Kowell looks forward to continuing to regain strength in his left hand and arm, returning to his job with the Pikes Peak Library, and doing as much with son Aaron as his body will permit, including helping his son to learn to ride a bike.
Physical and emotional support from medical teams
Kowell gave his therapists credit for pushing him forward while also supporting him. “They are really good here about finding out what your current limit is and pushing you to that limit but still being able to back down if there is absolutely something you cannot do, both with the broader things like taking steps or things like hand movement,” he said.
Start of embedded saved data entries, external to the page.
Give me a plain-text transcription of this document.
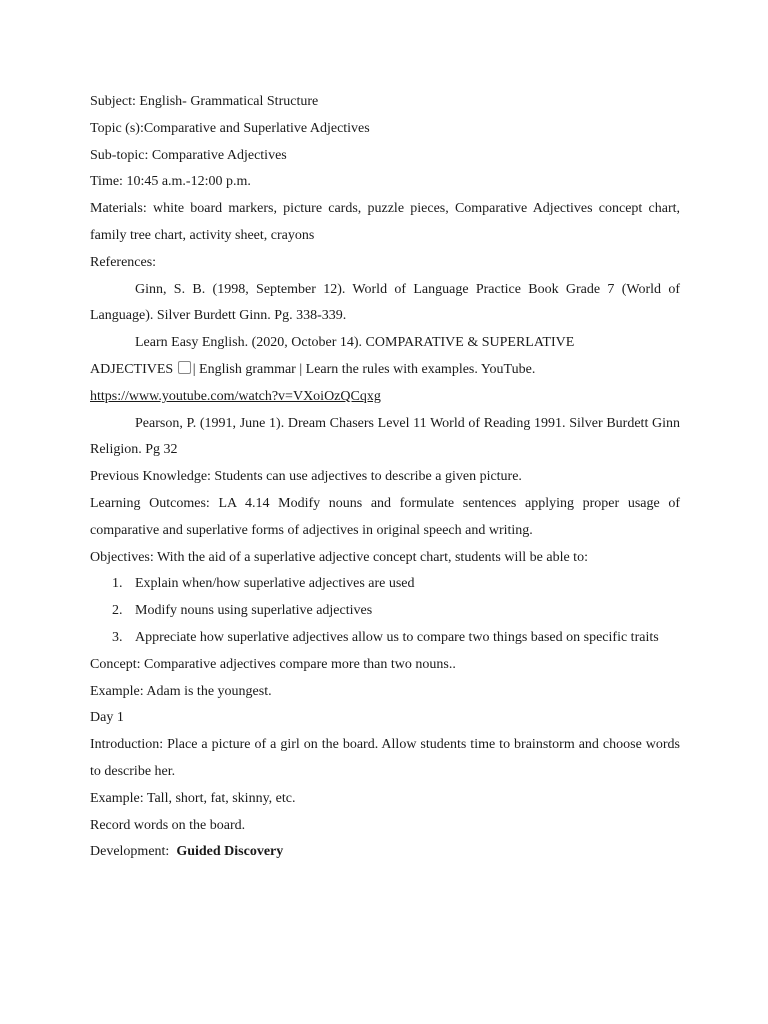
Subject: English- Grammatical Structure
Topic (s):Comparative and Superlative Adjectives
Sub-topic: Comparative Adjectives
Time: 10:45 a.m.-12:00 p.m.
Materials: white board markers, picture cards, puzzle pieces, Comparative Adjectives concept chart, family tree chart, activity sheet, crayons
References:
Ginn, S. B. (1998, September 12). World of Language Practice Book Grade 7 (World of Language). Silver Burdett Ginn. Pg. 338-339.
Learn Easy English. (2020, October 14). COMPARATIVE & SUPERLATIVE
ADJECTIVES | English grammar | Learn the rules with examples. YouTube.
https://www.youtube.com/watch?v=VXoiOzQCqxg
Pearson, P. (1991, June 1). Dream Chasers Level 11 World of Reading 1991. Silver Burdett Ginn Religion. Pg 32
Previous Knowledge: Students can use adjectives to describe a given picture.
Learning Outcomes: LA 4.14 Modify nouns and formulate sentences applying proper usage of comparative and superlative forms of adjectives in original speech and writing.
Objectives: With the aid of a superlative adjective concept chart, students will be able to:
1. Explain when/how superlative adjectives are used
2. Modify nouns using superlative adjectives
3. Appreciate how superlative adjectives allow us to compare two things based on specific traits
Concept: Comparative adjectives compare more than two nouns..
Example: Adam is the youngest.
Day 1
Introduction: Place a picture of a girl on the board. Allow students time to brainstorm and choose words to describe her.
Example: Tall, short, fat, skinny, etc.
Record words on the board.
Development:  Guided Discovery
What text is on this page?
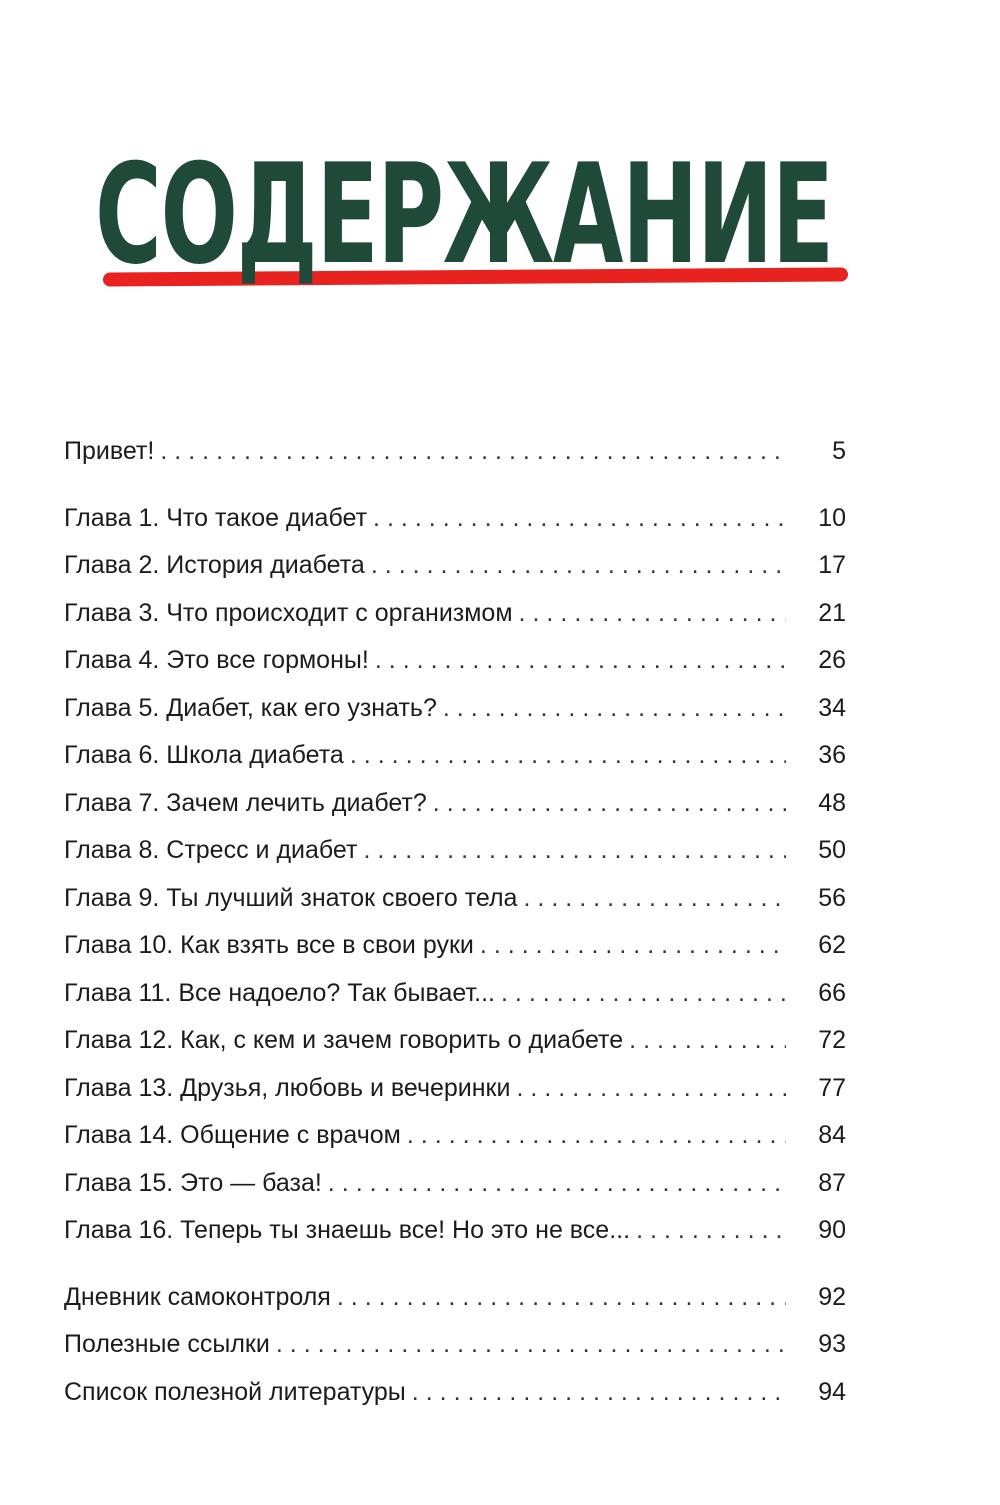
СОДЕРЖАНИЕ
Привет! .....	5
Глава 1. Что такое диабет .....	10
Глава 2. История диабета .....	17
Глава 3. Что происходит с организмом .....	21
Глава 4. Это все гормоны! .....	26
Глава 5. Диабет, как его узнать? .....	34
Глава 6. Школа диабета .....	36
Глава 7. Зачем лечить диабет? .....	48
Глава 8. Стресс и диабет .....	50
Глава 9. Ты лучший знаток своего тела .....	56
Глава 10. Как взять все в свои руки .....	62
Глава 11. Все надоело? Так бывает... .....	66
Глава 12. Как, с кем и зачем говорить о диабете .....	72
Глава 13. Друзья, любовь и вечеринки .....	77
Глава 14. Общение с врачом .....	84
Глава 15. Это — база! .....	87
Глава 16. Теперь ты знаешь все! Но это не все... .....	90
Дневник самоконтроля .....	92
Полезные ссылки .....	93
Список полезной литературы .....	94
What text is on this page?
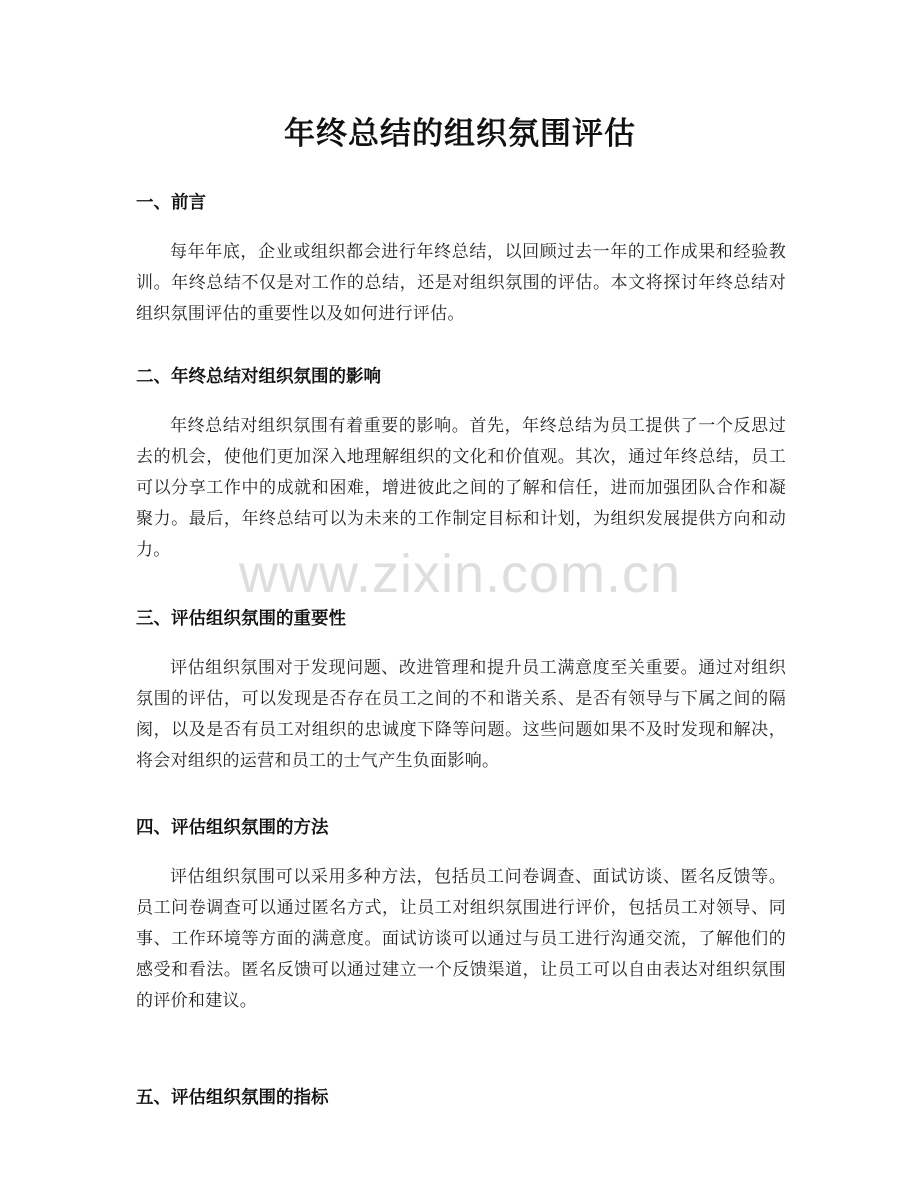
年终总结的组织氛围评估
一、前言

每年年底，企业或组织都会进行年终总结，以回顾过去一年的工作成果和经验教训。年终总结不仅是对工作的总结，还是对组织氛围的评估。本文将探讨年终总结对组织氛围评估的重要性以及如何进行评估。

二、年终总结对组织氛围的影响

年终总结对组织氛围有着重要的影响。首先，年终总结为员工提供了一个反思过去的机会，使他们更加深入地理解组织的文化和价值观。其次，通过年终总结，员工可以分享工作中的成就和困难，增进彼此之间的了解和信任，进而加强团队合作和凝聚力。最后，年终总结可以为未来的工作制定目标和计划，为组织发展提供方向和动力。

三、评估组织氛围的重要性

评估组织氛围对于发现问题、改进管理和提升员工满意度至关重要。通过对组织氛围的评估，可以发现是否存在员工之间的不和谐关系、是否有领导与下属之间的隔阂，以及是否有员工对组织的忠诚度下降等问题。这些问题如果不及时发现和解决，将会对组织的运营和员工的士气产生负面影响。

四、评估组织氛围的方法

评估组织氛围可以采用多种方法，包括员工问卷调查、面试访谈、匿名反馈等。员工问卷调查可以通过匿名方式，让员工对组织氛围进行评价，包括员工对领导、同事、工作环境等方面的满意度。面试访谈可以通过与员工进行沟通交流，了解他们的感受和看法。匿名反馈可以通过建立一个反馈渠道，让员工可以自由表达对组织氛围的评价和建议。

五、评估组织氛围的指标
www.zixin.com.cn
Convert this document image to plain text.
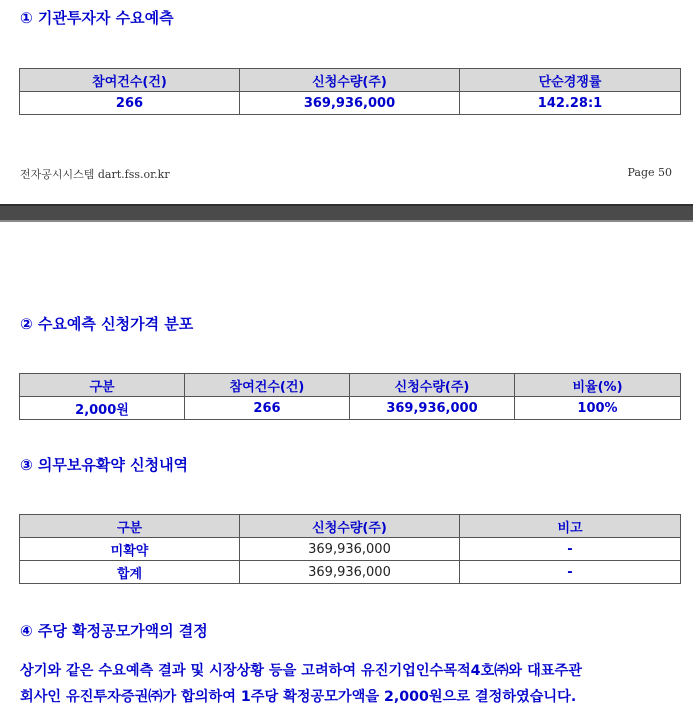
① 기관투자자 수요예측
참여건수(건)	신청수량(주)	단순경쟁률
266	369,936,000	142.28:1
전자공시시스템 dart.fss.or.kr	Page 50
② 수요예측 신청가격 분포
구분	참여건수(건)	신청수량(주)	비율(%)
2,000원	266	369,936,000	100%
③ 의무보유확약 신청내역
구분	신청수량(주)	비고
미확약	369,936,000	-
합계	369,936,000	-
④ 주당 확정공모가액의 결정
상기와 같은 수요예측 결과 및 시장상황 등을 고려하여 유진기업인수목적4호㈜와 대표주관
회사인 유진투자증권㈜가 합의하여 1주당 확정공모가액을 2,000원으로 결정하였습니다.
The benefits of movement can be psychological as well as physical, Appell pointed out. She related the story of a nurse caring for a patient confined to an intensive care unit. The nurse entered the patient’s room to help him with some extra exercise, only to find him downhearted. His wife had not been able to visit that day, and he could communicate only through a Spanish-speaking interpreter. The nurse changed the mood with a simple suggestion, said an aide who was present.
“[The nurse] asked him to pick some music on his phone, then they danced while I held the multiple chest tubes he had in place. He smiled the whole time and kept waving down other nurses to come join the ‘dance party,’” the aide said.
“When you treat every patient like a family member, you can’t go wrong,” Appell said.